[Python-Dev] sum(...) limitation

Tue Aug 12 05:50:21 CEST 2014

Chris Barker - NOAA Federal writes:

 > Is there anything in the language spec that says string concatenation is
 > O(n^2)? Or for that matter any of the performs characteristics of build in
 > types? Those striker as implementation details that SHOULD be particular to
 > the implementation.

Container concatenation isn't quadratic in Python at all.  The naive
implementation of sum() as a loop repeatedly calling __add__ is
quadratic for them.  Strings (and immutable containers in general) are
particularly horrible, as they don't have __iadd__.

You could argue that sum() being a function of an iterable isn't just
a calling convention for a loop encapsulated in a function, but rather
a completely different kind of function that doesn't imply anything
about the implementation, and therefore that it should dispatch on
type(it).  But explicitly dispatching on type(x) is yucky (what if
somebody wants to sum a different type not currently recognized by the
sum() builtin?) so, obviously, we should define a standard __sum__
dunder!  IMO we'd also want a homogeneous_iterable ABC, and a concrete
homogeneous_iterable_of_TYPE for each sum()-able TYPE to help users
catch bugs injecting the wrong type into an iterable_of_TYPE.

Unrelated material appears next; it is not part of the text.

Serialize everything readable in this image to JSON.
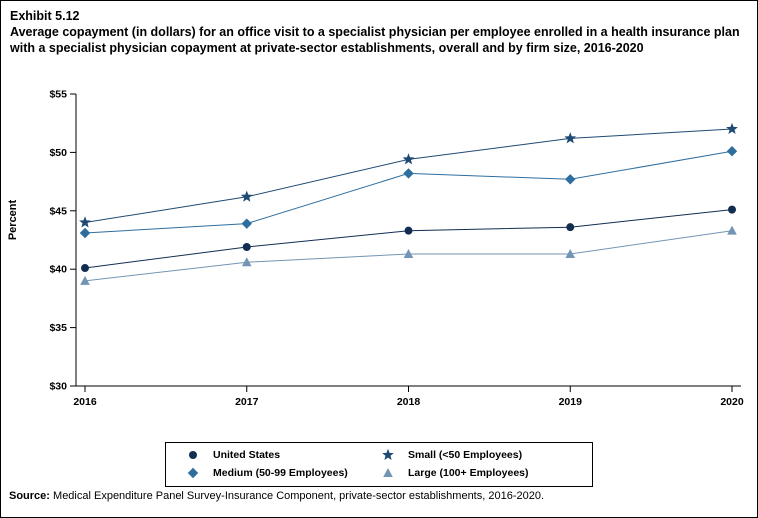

But this still sucks.  Why?  Because obviously we'd want the
attractive nuisance of "if you have __add__, there's a default
definition of __sum__" (AIUI, this is what bothers Alexander most
about the current situation, at least of the things he's mentioned, I
can really sympathize with his dislike).  And new Pythonistas and lazy
programmers who only intend to use sum() on "small enough" iterables
will use the default, and their programs will appear to hang on
somewhat larger iterable, or a realtime requirement will go
unsatisfied when least expected, or ....  If we *don't* have that
property for sum(), ugh!  Yuck!  Same old same old!  (IMHO, YMMV of
course)

It's possible that Python could provide some kind of feature that
would allow an optimized sum function for every type that has __add__,
but I think this will take a lot of thinking.  *Somebody* will do it
(I don't think anybody is +1 on restricting sum() to a subset of types
with __add__).  I just think we should wait until that somebody appears.

 > Should we cripple the performance of some operation in Cpython so that it
 > won't work better that Jython?

Nobody is crippling operations.  We're prohibiting use of a *name* for
an operation that is associated (strongly so, in my mind) with an
inefficient algorithm in favor of the *same operation* by a different
name (which has no existing implementation, and therefore Python
implementers are responsible for implementing it efficiently).  Note:
the "inefficient" algorithm isn't inefficient for integers, and it
isn't inefficient for numbers in general (although it's inaccurate for
some classes of numbers).

 > Seems the same argument [that Python language doesn't prohibit
 > optimizations in particular implementations just because they
 > aren't made in others] could be made for sum(list_of_strings).

It could.  But then we have to consider special-casing every builtin
type that provides __add__, and we impose an unobvious burden on user
types that provide __add__.

 > > It seems pretty pedantic to say: we could make this work well,
 > > but we'd rather chide you for not knowing the "proper" way to do
 > > it.

Nobody disagrees.  But backward compatibility gets in the way.

 > But sum() is not inherently quadratic -- that's a limitation of the
 > implementation.

But the faulty implementation is the canonical implementation, the
only one that can be defined directly in terms of __add__, and it is
efficient for non-container types.[1]

 > "".join _could_ be naively written with the same poor performance
 > -- why should users need to understand why one was optimized and
 > one was not?

Good question.  They shouldn't -- thus the prohibition on sum()ing
strings.

 > That is a very import a lesson to learn, sure, but python is not
 > only a teaching language. People will need to learn those lessons
 > at some point, this one feature makes little difference.

No, it makes a big difference.  If you can do something, then it's OK
to do it, is something Python tries to implement.  If sum() works for
everything with an __add__, given current Python language features
some people are going to end up with very inefficient code and it will
bite some of them (and not necessarily the authors!) at some time.

If it doesn't work for every type with __add__, why not?  You'll end
up playing whack-a-mole with type prohibitions.  Ugh.

 > Sure, but I think all that does is teach people about a cpython specific
 > implementation -- and I doubt naive users get any closer to understanding
 > algorithmic complexity -- all they learn is you should use string.join().
 > 
 > Oh well, not really that big a deal.

Not to Python.  Maybe not to you.  But I've learned a lot about
Pythonic ways of doing things trying to channel the folks who
implemented this restriction.  (I don't claim to have gotten it right!
Just that it's been fun and educational. :-)

Steve

Footnotes: 
[1]  This isn't quite true.  One can imagine a "token" or "symbol"
type that is str without __len__, but does have __add__.  But that
seems silly enough to not be a problem in practice.